Asbestos

CBC Daybreak had an item on this morning about a group of hi school students
who, with assistance of Nathan Cullen have drafted a bill that Cullen will introduce in the Commons. The bill would have the effect of banning all asbestos exports from Canada.
The adverse health affects of asbestos are well known, and Cullen and the kids are probably on the right track. The only thing that really bothered me during the interview was when the young girl from Smithers that was the spokesperson for the group was asked by the interviewer whether or not they had studied the consequences of putting hundreds if not thousands of Canadians out of work, she said that they had considered that quite seriously, but they decided to go ahead anyway. No further explanation was offered.
Nathan Cullen described the students as heroes for doing the research and putting the bill together. Fair enough. But I wonder if the kids and Cullen were from the area in canada where asbestos is mined, would they be so eager to put their parents and his constituents out of work?
I am all for banning asbestos, but if its done, give the people options for other jobs.
Before any bill is passes in the Commons, there should be provisions in it to protect Canadian workers! That lesson seems to have been lost in this situation.

Stephen Harper says EI recipients are getting enough already.

You have it backwards. The stuff’s dangerous, so let’s export ALL of it. We don’t want it around here.

[quote=“97 B-LINE”]
I am all for banning asbestos, but if its done, give the people options for other jobs.
Before any bill is passes in the Commons, there should be provisions in it to protect Canadian workers! [/quote]

Agreed - and here’s how that would work.

For this bill to pass into law - you can bet it would have to be re-written, clause by clause, in committee… for exactly the reasons you cite.

Furthermore, once banned, there would have to be an implementation plan - a whole other bill or addendum to that bill that would describe HOW asbestos would be phased out over time.

This would give the market time to respond (pro-actively, if there is any intelligence at all) with alternative industries or alternative ways to conduct existing industries.

The big problem is that “industry” will NEVER behave responsibly (read: able to respond to Canadian needs…not wants) unless “government” TELL it to. Since “government” is more likely to respond to Canadian wants - in order to be re-electable - we find ourselves allowing industries that hurt our Canadian environment, our Canadian societies, our Canadian reputation.

IMHO it is high-time that our government (through us - there is no other way) grows a spine and starts protecting Canadian’s needs.

It would also be good if there could be some other product that works as well as asbestos and as cheaply for high temperature insulation - is there already something that could replace it?  I didn’t think there was (yet) - does anyone know for sure?

Theres no danger in mining and exporting asbestos… Most people are clueless about asbestos, and when it becomes dangerous.

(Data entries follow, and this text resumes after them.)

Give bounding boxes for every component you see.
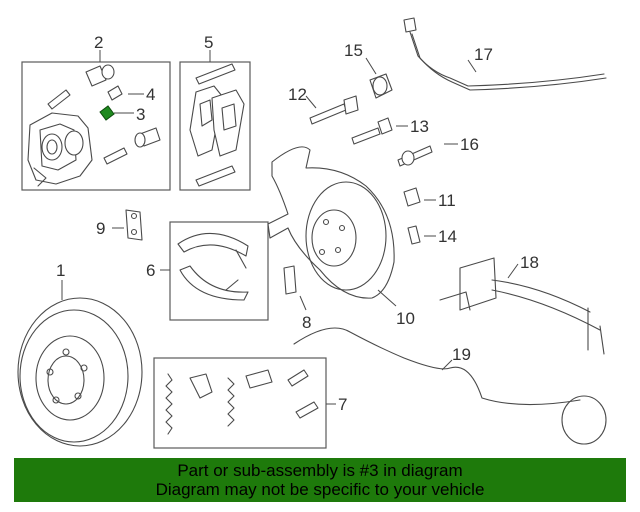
brake-pad-group	[179, 50, 251, 191]
notice-line-2: Diagram may not be specific to your vehi…	[155, 480, 485, 499]
clip-part-9	[112, 209, 143, 241]
callout-2: 2	[94, 33, 103, 52]
part-3-highlight[interactable]	[99, 105, 115, 121]
callout-18: 18	[520, 253, 539, 272]
callout-3: 3	[136, 105, 145, 124]
notice-banner: Part or sub-assembly is #3 in diagram Di…	[14, 458, 626, 502]
parking-shoe-group	[160, 221, 269, 321]
notice-line-1: Part or sub-assembly is #3 in diagram	[177, 461, 463, 480]
bolt-part-13	[351, 117, 408, 145]
bolt-part-12	[305, 95, 359, 125]
brake-hose-part-17	[403, 17, 607, 91]
callout-6: 6	[146, 261, 155, 280]
callout-16: 16	[460, 135, 479, 154]
callout-9: 9	[96, 219, 105, 238]
bushing-part-14	[407, 225, 436, 245]
caliper-assembly-group	[21, 50, 171, 191]
callout-4: 4	[146, 85, 155, 104]
callout-7: 7	[338, 395, 347, 414]
nut-part-11	[403, 187, 436, 207]
callout-15: 15	[344, 41, 363, 60]
callout-10: 10	[396, 309, 415, 328]
callout-8: 8	[302, 313, 311, 332]
cable-part-18	[439, 257, 605, 355]
callout-12: 12	[288, 85, 307, 104]
callout-11: 11	[438, 191, 456, 210]
hardware-kit-group	[153, 357, 336, 449]
callout-5: 5	[204, 33, 213, 52]
sensor-part-15	[365, 57, 393, 99]
callout-13: 13	[410, 117, 429, 136]
callout-17: 17	[474, 45, 493, 64]
callout-19: 19	[452, 345, 471, 364]
bolt-part-8	[283, 265, 307, 311]
backing-plate-part-10	[267, 146, 397, 307]
callout-14: 14	[438, 227, 457, 246]
rotor-part-1	[17, 280, 143, 447]
sensor-wire-part-19	[293, 327, 607, 445]
callout-1: 1	[56, 261, 65, 280]
parts-diagram: 1 2 3 4 5 6 7 8 9 10 11 12 13 14 15 16 1…	[17, 17, 607, 449]
pin-part-16	[397, 143, 458, 167]
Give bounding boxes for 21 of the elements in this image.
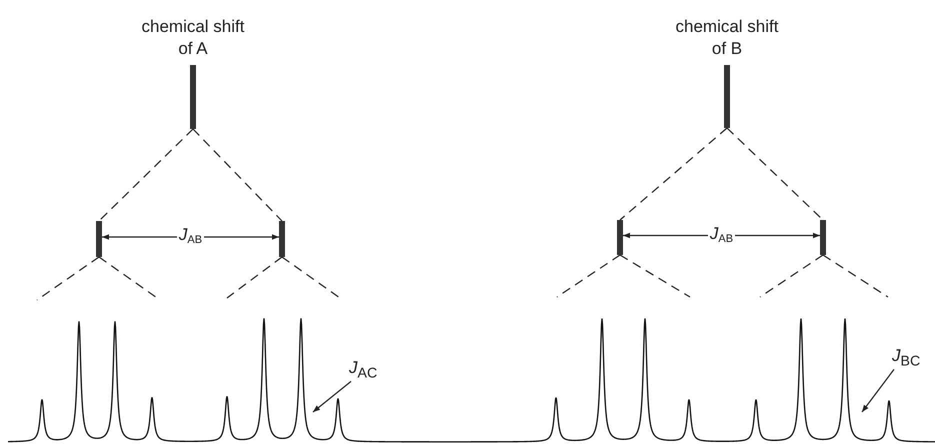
splitting-line: [822, 254, 888, 298]
split-line-bar: [617, 220, 623, 255]
splitting-line: [760, 254, 824, 298]
leader-arrow: [312, 380, 352, 412]
coupling-constant-label: J$_{AC}$: [349, 358, 378, 384]
splitting-line: [36, 256, 100, 300]
splitting-line: [192, 128, 282, 222]
splitting-line: [282, 256, 340, 298]
splitting-line: [556, 254, 620, 298]
split-line-bar: [820, 220, 826, 255]
chemical-shift-label: chemical shift of B: [674, 16, 780, 60]
splitting-line: [726, 128, 824, 220]
split-line-bar: [96, 221, 102, 257]
coupling-constant-label: J$_{BC}$: [892, 346, 920, 372]
splitting-line: [620, 128, 728, 220]
split-line-bar: [279, 221, 285, 257]
splitting-line: [98, 128, 194, 222]
chemical-shift-label: chemical shift of A: [140, 16, 246, 60]
splitting-line: [620, 254, 690, 298]
leader-arrow: [862, 369, 894, 412]
splitting-line: [226, 256, 282, 298]
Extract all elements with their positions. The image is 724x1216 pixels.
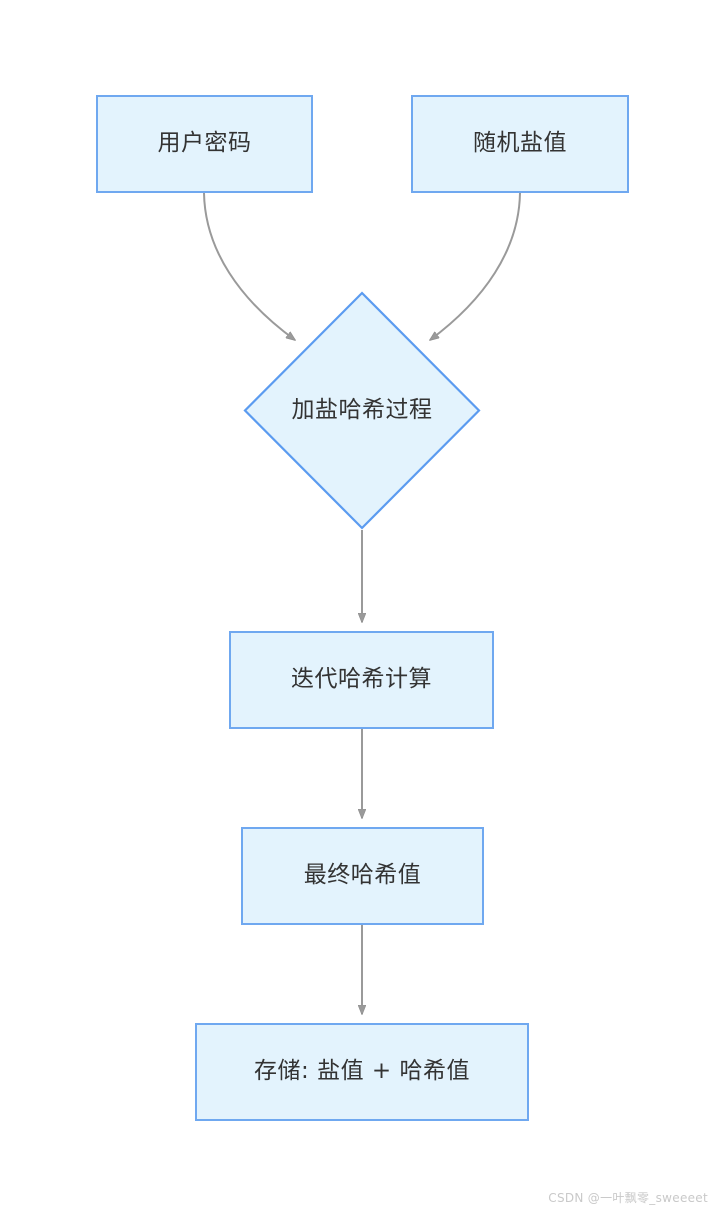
node-label: 迭代哈希计算	[291, 666, 432, 693]
node-label: 用户密码	[157, 130, 252, 157]
node-iterative-hash-computation[interactable]: 迭代哈希计算	[229, 631, 494, 729]
node-salted-hash-process[interactable]: 加盐哈希过程	[243, 291, 481, 530]
node-user-password[interactable]: 用户密码	[96, 95, 313, 193]
node-store-salt-plus-hash[interactable]: 存储: 盐值 + 哈希值	[195, 1023, 529, 1121]
node-label: 随机盐值	[473, 130, 567, 157]
node-label: 存储: 盐值 + 哈希值	[254, 1058, 470, 1085]
node-label: 最终哈希值	[303, 862, 422, 889]
diamond-shape-icon	[243, 291, 481, 530]
node-label: 加盐哈希过程	[291, 396, 433, 423]
node-random-salt[interactable]: 随机盐值	[411, 95, 629, 193]
node-final-hash-value[interactable]: 最终哈希值	[241, 827, 484, 925]
watermark: CSDN @一叶飘零_sweeeet	[548, 1191, 708, 1205]
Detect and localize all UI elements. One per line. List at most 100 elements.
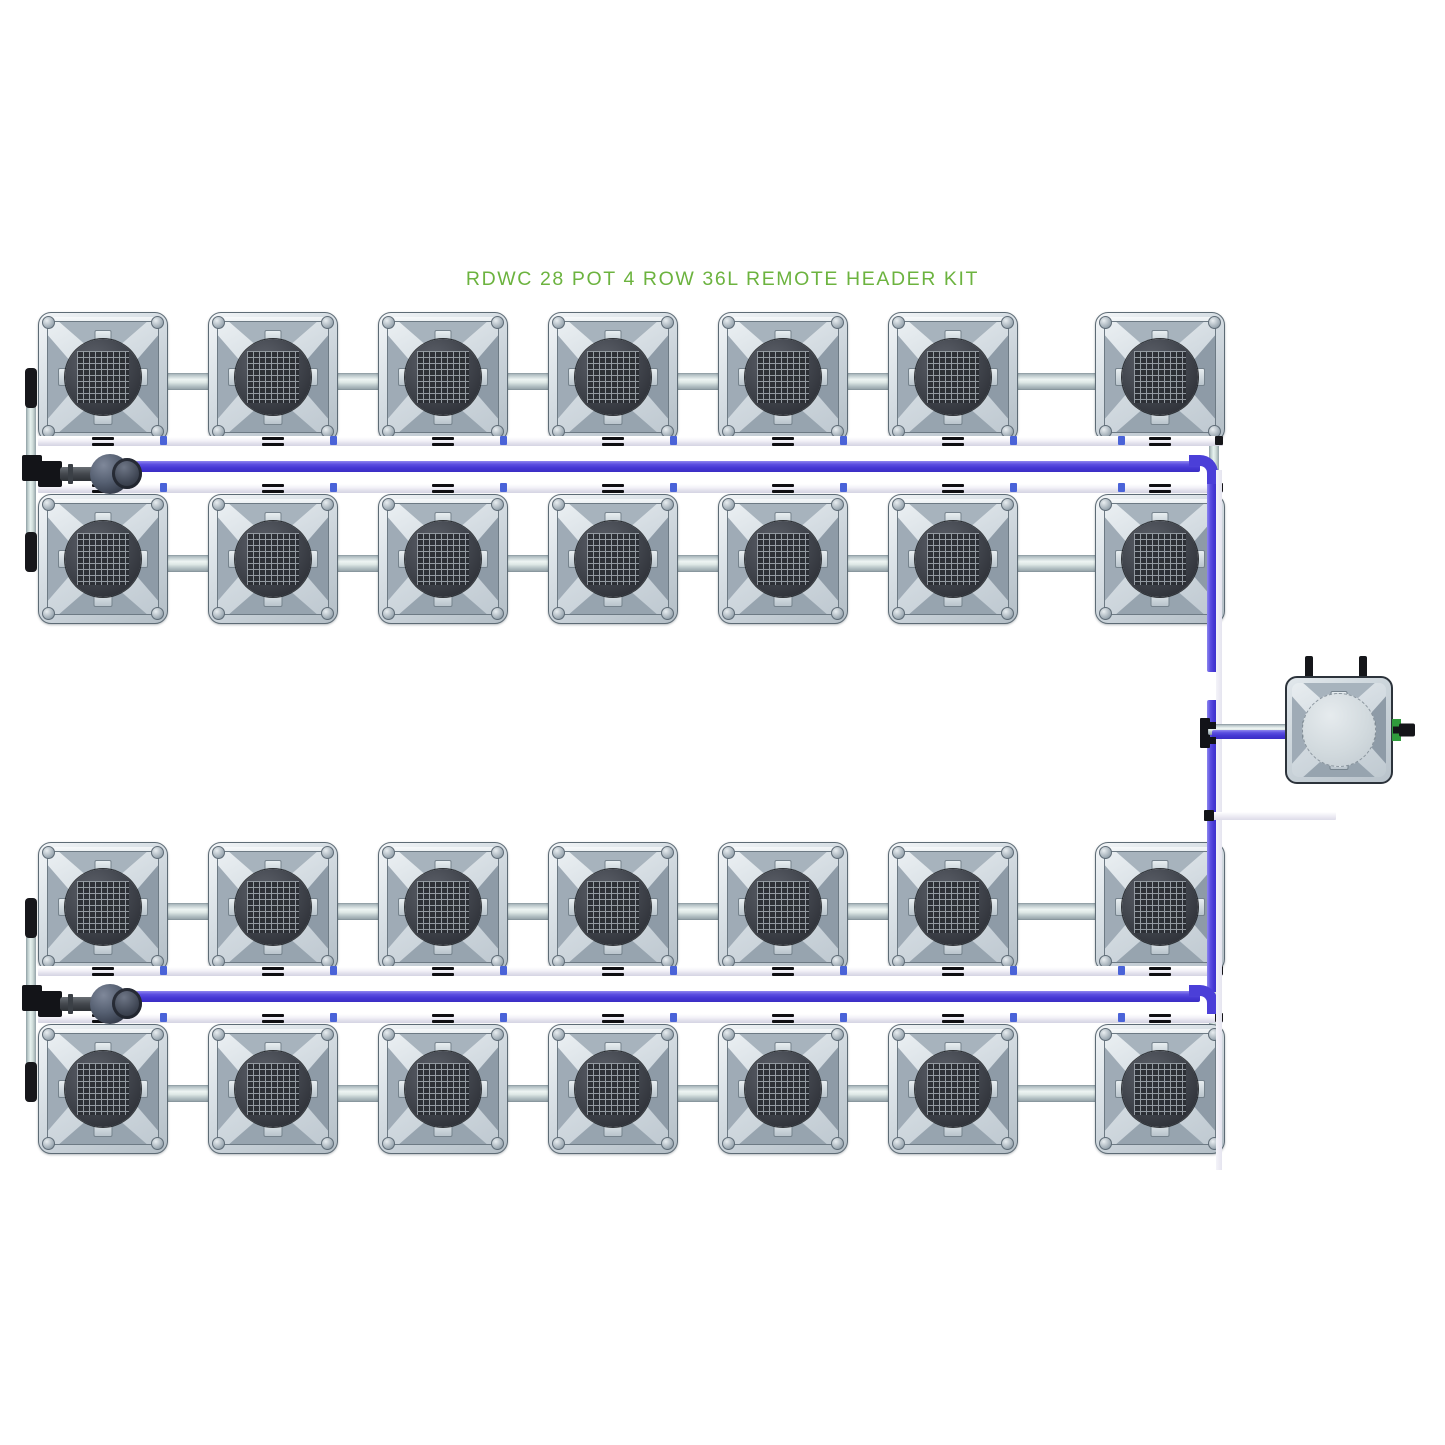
rail-node [840, 1013, 847, 1022]
rail-node [500, 966, 507, 975]
pot-r1-c2[interactable] [208, 312, 338, 442]
return-tube-upper [135, 461, 1200, 472]
header-post-left [1305, 656, 1313, 682]
pot-r3-c1[interactable] [38, 842, 168, 972]
rail-node [1010, 483, 1017, 492]
pot-r3-c5[interactable] [718, 842, 848, 972]
pot-r2-c5[interactable] [718, 494, 848, 624]
rail-node [1118, 483, 1125, 492]
pot-r1-c1[interactable] [38, 312, 168, 442]
pot-marker [262, 484, 284, 487]
end-cap-lower-left-top [25, 898, 37, 938]
feed-connector-bottom [1208, 737, 1216, 744]
rail-node [500, 436, 507, 445]
pot-r4-c5[interactable] [718, 1024, 848, 1154]
rail-node [330, 436, 337, 445]
pot-r2-c6[interactable] [888, 494, 1018, 624]
pot-r4-c7[interactable] [1095, 1024, 1225, 1154]
drain-stub-cap [1204, 810, 1214, 821]
return-tube-lower-up [1207, 700, 1218, 992]
pot-marker [602, 443, 624, 446]
pot-r1-c6[interactable] [888, 312, 1018, 442]
pot-marker [432, 437, 454, 440]
return-tube-upper-down [1207, 472, 1218, 672]
connector-pipe-r1-6 [1000, 373, 1107, 390]
rail-node [330, 1013, 337, 1022]
pot-r2-c4[interactable] [548, 494, 678, 624]
rail-node [1118, 436, 1125, 445]
rail-lower-top [38, 966, 1223, 976]
pot-marker [432, 484, 454, 487]
header-feed-tube [1212, 730, 1292, 739]
pot-marker [432, 967, 454, 970]
pot-marker [602, 1020, 624, 1023]
pot-r2-c2[interactable] [208, 494, 338, 624]
rail-node [500, 1013, 507, 1022]
pot-r3-c4[interactable] [548, 842, 678, 972]
pot-r1-c3[interactable] [378, 312, 508, 442]
pot-r3-c7[interactable] [1095, 842, 1225, 972]
rail-node-end [1215, 436, 1223, 445]
pot-marker [92, 443, 114, 446]
pot-marker [262, 967, 284, 970]
tee-junction-header [1200, 718, 1210, 748]
pot-r1-c7[interactable] [1095, 312, 1225, 442]
header-outlet-port [1393, 723, 1415, 737]
remote-header-unit[interactable] [1285, 656, 1415, 784]
pot-r4-c2[interactable] [208, 1024, 338, 1154]
rail-upper-top [38, 436, 1223, 446]
pot-marker [432, 973, 454, 976]
pot-marker [942, 484, 964, 487]
pot-marker [262, 443, 284, 446]
pot-marker [772, 1014, 794, 1017]
pot-marker [432, 1020, 454, 1023]
pot-r3-c6[interactable] [888, 842, 1018, 972]
pot-marker [942, 1014, 964, 1017]
pot-marker [432, 1014, 454, 1017]
pot-marker [602, 967, 624, 970]
pot-r2-c1[interactable] [38, 494, 168, 624]
pot-r4-c3[interactable] [378, 1024, 508, 1154]
valve-assembly-lower[interactable] [38, 982, 142, 1026]
pot-r4-c4[interactable] [548, 1024, 678, 1154]
drain-stub-pipe [1208, 812, 1336, 820]
valve-assembly-upper[interactable] [38, 452, 142, 496]
pot-r2-c7[interactable] [1095, 494, 1225, 624]
tee-junction-lower-left [22, 985, 42, 1011]
rail-lower-bottom [38, 1013, 1223, 1023]
return-tube-lower [135, 991, 1200, 1002]
rail-node [500, 483, 507, 492]
pot-r3-c3[interactable] [378, 842, 508, 972]
pot-r4-c1[interactable] [38, 1024, 168, 1154]
pot-marker [92, 973, 114, 976]
pot-marker [262, 973, 284, 976]
pot-marker [602, 490, 624, 493]
pot-r1-c5[interactable] [718, 312, 848, 442]
pot-marker [942, 973, 964, 976]
rail-node [330, 483, 337, 492]
pot-r2-c3[interactable] [378, 494, 508, 624]
pot-marker [942, 443, 964, 446]
rail-node [670, 436, 677, 445]
rail-node [840, 966, 847, 975]
pot-marker [1149, 490, 1171, 493]
header-post-right [1359, 656, 1367, 682]
pot-r3-c2[interactable] [208, 842, 338, 972]
pot-r4-c6[interactable] [888, 1024, 1018, 1154]
rail-node [1010, 966, 1017, 975]
manifold-backing [1216, 470, 1222, 1170]
pot-marker [942, 967, 964, 970]
pot-marker [432, 443, 454, 446]
pot-marker [772, 443, 794, 446]
pot-marker [602, 437, 624, 440]
pot-r1-c4[interactable] [548, 312, 678, 442]
pot-marker [602, 973, 624, 976]
header-feed-pipe [1208, 724, 1290, 735]
pot-marker [262, 1020, 284, 1023]
pot-marker [432, 490, 454, 493]
end-cap-upper-left-bottom [25, 532, 37, 572]
rail-node [840, 436, 847, 445]
rail-node [670, 1013, 677, 1022]
rail-node [1010, 1013, 1017, 1022]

your um unwise (kind words) my grandfather worked in Alberta in a asbestos plant/mining he died of lung cancer, there is no safe-way with working with it ?or  living with it. 

why do u think they are taking all asbestos out of schools and older hospitals ?

I believe aspestos is relatively safe until it becomes airborne in small particles which can cause severe damage to the lungs.  It can lead to diseases such as asbestosis, mesothelioma, and lung cancer.  Personally, I wouldn’t want to be the one mining that stuff.

CBC has an interesting article:
archives.cbc.ca/health/public_he … /608-3412/

That’s an eight-year-old clip. Has anything changed since then as far as studies go?